Como a CLT pode evoluir para acompanhar as novas demandas?
A diretora de recursos humanos Patricia Suzuki defende que a solução para a insatisfação não está na extinção da CLT, mas na sua adaptação aos novos tempos. A legislação trabalhista precisaria ser atualizada, levando em conta as transformações do mercado e as expectativas da nova geração que valoriza flexibilidade. Isso inclui a possibilidade de acordos de trabalho mais flexíveis, que conciliem proteção ao trabalhador com liberdade e autonomia adequadas ao contexto contemporâneo.
Nos países europeus, reformas trabalhistas recentes buscaram reduzir a rigidez sem eliminar direitos básicos, adotando modalidades como o contrato intermitente e o teletrabalho. Especialistas sugerem que o Brasil pode se inspirar nessas experiências, fortalecendo a negociação coletiva e estimulando acordos transparentes entre empregadores e empregados, de modo a garantir a proteção diante das transformações do mercado.
Os impactos econômicos da migração para modelos alternativos
O economista Gabriel Senna alerta que a migração em massa de trabalhadores do regime CLT para modelos de trabalho como o de pessoa jurídica (PJ) pode impactar de forma negativa a economia. A diminuição das contribuições previdenciárias e tributárias enfraquece o sistema de proteção social, afetando a sustentabilidade da aposentadoria pública. Assim, menos formalização no mercado de trabalho pode dificultar o planejamento econômico do país, uma vez que leva à redução da capacidade de investimento estatal.
Além disso, a informalidade dificulta o acesso aos direitos básicos de muitos trabalhadores, como proteção em caso de doença ou desemprego, comprometendo a segurança financeira individual e familiar. Essa vulnerabilidade também redireciona parte dos custos sociais ao Estado, aumentando a pressão sobre os sistemas públicos de saúde e assistência social, o que pode culminar em desequilíbrios orçamentários e menor desenvolvimento econômico a longo prazo.
A cultura do empreendedorismo: limites e desafios
A cientista de dados sociais Jéssica Matheus levanta um ponto importante sobre a cultura do empreendedorismo: ela pode promover uma visão individualista que desconsidera a importância dos direitos coletivos. Embora o empreendedorismo ofereça uma alternativa à insatisfação com a CLT, ele também reforça a lógica de que o sucesso depende unicamente do indivíduo. Essa perspectiva ignora as desigualdades estruturais e econômicas, desviando o foco de discussões coletivas sobre condições de trabalho mais justas.

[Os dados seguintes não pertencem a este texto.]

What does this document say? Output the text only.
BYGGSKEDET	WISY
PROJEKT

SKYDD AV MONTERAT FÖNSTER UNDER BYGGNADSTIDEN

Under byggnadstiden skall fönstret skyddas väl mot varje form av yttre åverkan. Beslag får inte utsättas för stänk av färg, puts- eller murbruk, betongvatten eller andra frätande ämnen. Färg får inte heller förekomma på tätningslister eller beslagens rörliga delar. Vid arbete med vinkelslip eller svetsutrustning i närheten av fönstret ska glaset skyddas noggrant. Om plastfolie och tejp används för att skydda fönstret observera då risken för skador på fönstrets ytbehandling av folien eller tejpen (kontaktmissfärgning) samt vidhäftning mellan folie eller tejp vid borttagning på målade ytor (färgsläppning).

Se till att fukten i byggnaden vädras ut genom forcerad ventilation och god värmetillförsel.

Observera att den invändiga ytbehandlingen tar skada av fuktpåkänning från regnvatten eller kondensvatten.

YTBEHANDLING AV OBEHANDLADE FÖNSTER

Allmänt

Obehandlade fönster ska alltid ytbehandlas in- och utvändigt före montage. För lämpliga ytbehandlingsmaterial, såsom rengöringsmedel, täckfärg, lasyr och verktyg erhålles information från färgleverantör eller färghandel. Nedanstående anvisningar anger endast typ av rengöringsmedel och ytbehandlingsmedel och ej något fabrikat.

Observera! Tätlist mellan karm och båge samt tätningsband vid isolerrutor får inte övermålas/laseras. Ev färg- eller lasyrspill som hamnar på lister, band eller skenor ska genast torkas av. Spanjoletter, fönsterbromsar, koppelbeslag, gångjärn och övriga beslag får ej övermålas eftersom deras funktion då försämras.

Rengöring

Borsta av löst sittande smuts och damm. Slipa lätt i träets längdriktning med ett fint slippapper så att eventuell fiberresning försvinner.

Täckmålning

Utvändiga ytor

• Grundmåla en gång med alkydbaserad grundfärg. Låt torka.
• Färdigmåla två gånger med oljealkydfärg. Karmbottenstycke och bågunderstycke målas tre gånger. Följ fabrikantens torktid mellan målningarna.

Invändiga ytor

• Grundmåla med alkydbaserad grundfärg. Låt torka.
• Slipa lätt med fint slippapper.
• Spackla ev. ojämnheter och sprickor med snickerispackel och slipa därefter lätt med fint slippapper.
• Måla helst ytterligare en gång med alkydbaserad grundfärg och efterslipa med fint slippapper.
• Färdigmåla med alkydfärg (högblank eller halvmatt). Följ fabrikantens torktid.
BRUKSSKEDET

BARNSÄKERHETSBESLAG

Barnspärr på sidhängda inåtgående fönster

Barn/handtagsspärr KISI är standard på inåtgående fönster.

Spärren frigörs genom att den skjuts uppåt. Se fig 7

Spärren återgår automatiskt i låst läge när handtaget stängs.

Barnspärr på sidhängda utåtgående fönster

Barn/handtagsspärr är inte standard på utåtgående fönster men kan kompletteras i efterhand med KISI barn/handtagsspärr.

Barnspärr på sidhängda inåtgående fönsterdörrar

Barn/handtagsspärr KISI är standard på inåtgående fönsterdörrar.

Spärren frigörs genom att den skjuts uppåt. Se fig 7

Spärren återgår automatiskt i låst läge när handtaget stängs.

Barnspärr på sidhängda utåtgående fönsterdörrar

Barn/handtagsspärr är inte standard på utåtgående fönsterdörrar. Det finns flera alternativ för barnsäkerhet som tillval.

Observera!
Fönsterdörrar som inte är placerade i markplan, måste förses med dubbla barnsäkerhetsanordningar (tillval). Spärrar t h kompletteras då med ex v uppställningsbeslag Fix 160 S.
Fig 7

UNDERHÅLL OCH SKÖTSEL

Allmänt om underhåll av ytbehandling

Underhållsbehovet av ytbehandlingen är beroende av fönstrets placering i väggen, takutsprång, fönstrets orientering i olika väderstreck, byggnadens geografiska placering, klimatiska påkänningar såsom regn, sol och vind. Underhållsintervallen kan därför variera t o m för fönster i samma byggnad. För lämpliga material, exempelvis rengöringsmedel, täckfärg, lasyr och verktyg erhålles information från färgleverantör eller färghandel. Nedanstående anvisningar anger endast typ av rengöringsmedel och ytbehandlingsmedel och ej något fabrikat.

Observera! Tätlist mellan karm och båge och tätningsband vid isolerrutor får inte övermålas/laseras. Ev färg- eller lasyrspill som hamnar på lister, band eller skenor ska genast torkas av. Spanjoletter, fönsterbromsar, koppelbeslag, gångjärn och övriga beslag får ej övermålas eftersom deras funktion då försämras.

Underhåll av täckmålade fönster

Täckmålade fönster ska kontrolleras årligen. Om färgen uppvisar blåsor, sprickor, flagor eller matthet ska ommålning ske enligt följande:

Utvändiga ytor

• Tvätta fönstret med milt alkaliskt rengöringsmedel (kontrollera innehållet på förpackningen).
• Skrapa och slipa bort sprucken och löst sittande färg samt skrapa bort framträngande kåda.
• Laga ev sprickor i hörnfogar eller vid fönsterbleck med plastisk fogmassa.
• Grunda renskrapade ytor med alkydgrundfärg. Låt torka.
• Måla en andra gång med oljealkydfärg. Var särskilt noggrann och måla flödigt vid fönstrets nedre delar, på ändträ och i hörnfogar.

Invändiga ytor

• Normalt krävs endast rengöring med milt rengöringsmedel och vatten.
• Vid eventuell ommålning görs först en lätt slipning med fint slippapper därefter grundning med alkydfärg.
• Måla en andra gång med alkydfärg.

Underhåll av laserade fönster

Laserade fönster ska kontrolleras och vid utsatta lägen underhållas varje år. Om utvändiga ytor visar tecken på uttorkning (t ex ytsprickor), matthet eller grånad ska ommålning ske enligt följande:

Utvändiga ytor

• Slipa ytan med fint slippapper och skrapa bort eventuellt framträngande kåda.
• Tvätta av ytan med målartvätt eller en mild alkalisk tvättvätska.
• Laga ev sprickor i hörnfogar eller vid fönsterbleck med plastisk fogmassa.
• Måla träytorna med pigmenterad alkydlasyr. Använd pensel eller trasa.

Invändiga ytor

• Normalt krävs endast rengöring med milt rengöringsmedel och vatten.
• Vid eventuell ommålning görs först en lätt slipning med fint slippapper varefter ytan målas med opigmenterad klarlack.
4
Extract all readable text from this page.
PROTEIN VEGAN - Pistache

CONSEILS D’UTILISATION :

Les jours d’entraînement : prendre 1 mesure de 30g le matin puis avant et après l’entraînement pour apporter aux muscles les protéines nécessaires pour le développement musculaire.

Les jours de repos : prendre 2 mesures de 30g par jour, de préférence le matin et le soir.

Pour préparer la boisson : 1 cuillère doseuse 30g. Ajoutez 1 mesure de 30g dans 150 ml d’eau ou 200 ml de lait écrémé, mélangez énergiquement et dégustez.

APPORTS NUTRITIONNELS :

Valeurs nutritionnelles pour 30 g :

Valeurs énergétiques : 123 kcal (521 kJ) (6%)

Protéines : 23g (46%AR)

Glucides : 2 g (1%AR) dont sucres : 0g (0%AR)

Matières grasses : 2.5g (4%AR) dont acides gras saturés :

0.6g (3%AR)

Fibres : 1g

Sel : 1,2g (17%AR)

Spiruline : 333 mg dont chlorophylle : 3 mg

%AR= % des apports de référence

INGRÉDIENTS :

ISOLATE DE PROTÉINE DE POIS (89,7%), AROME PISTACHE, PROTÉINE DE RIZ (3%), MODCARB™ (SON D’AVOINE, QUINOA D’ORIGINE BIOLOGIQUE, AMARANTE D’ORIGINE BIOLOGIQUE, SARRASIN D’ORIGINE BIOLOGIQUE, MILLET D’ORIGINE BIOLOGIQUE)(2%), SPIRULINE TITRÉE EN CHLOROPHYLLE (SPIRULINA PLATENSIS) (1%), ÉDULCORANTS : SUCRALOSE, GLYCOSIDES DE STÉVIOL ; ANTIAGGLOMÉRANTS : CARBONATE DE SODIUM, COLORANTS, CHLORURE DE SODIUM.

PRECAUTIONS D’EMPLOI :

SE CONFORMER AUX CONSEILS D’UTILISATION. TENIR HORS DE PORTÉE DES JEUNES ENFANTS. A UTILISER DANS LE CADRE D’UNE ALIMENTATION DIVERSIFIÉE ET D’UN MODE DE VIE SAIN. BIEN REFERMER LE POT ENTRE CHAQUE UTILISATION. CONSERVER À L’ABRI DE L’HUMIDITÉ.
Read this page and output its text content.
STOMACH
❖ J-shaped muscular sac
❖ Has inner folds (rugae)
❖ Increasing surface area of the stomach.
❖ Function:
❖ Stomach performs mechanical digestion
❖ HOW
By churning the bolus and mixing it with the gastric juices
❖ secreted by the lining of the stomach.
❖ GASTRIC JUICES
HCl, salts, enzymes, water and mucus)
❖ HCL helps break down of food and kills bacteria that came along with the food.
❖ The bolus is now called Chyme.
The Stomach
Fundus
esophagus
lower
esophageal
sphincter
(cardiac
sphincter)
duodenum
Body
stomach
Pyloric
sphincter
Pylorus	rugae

Para minimizar esse impacto, especialistas apontam para a necessidade de políticas públicas que estimulem a criação de redes de apoio aos pequenos empreendedores, para que estes não fiquem expostos aos riscos sozinhos. Ao mesmo tempo, ressalta-se a relevância de manter direitos sociais e trabalhistas como base para uma sociedade mais igualitária, mesmo diante do crescimento da cultura empreendedora e autônoma.
O futuro do trabalho e a integração entre CLT e novas alternativas
A discussão sobre a CLT no Brasil destaca a necessidade de equilibrar valores tradicionais de proteção aos trabalhadores com as demandas por flexibilidade e autonomia. Através de um diálogo constante e adaptativo, a legislação trabalhista pode evoluir para incluir essas novas demandas, garantindo que continue a ser um modelo viável e protetor no mercado de trabalho brasileiro. Inovações como contratos híbridos, banco de horas mais flexível e regulamentação do teletrabalho são caminhos a serem explorados pelo legislador.
Por fim, especialistas concordam que o futuro do trabalho no Brasil dependerá da capacidade de criar mecanismos que conciliem proteção social e liberdade individual. Somente assim será possível atender tanto aos anseios da nova geração quanto à necessidade de segurança social, construindo um mercado de trabalho em sintonia com o dinamismo e a diversidade da sociedade brasileira contemporânea.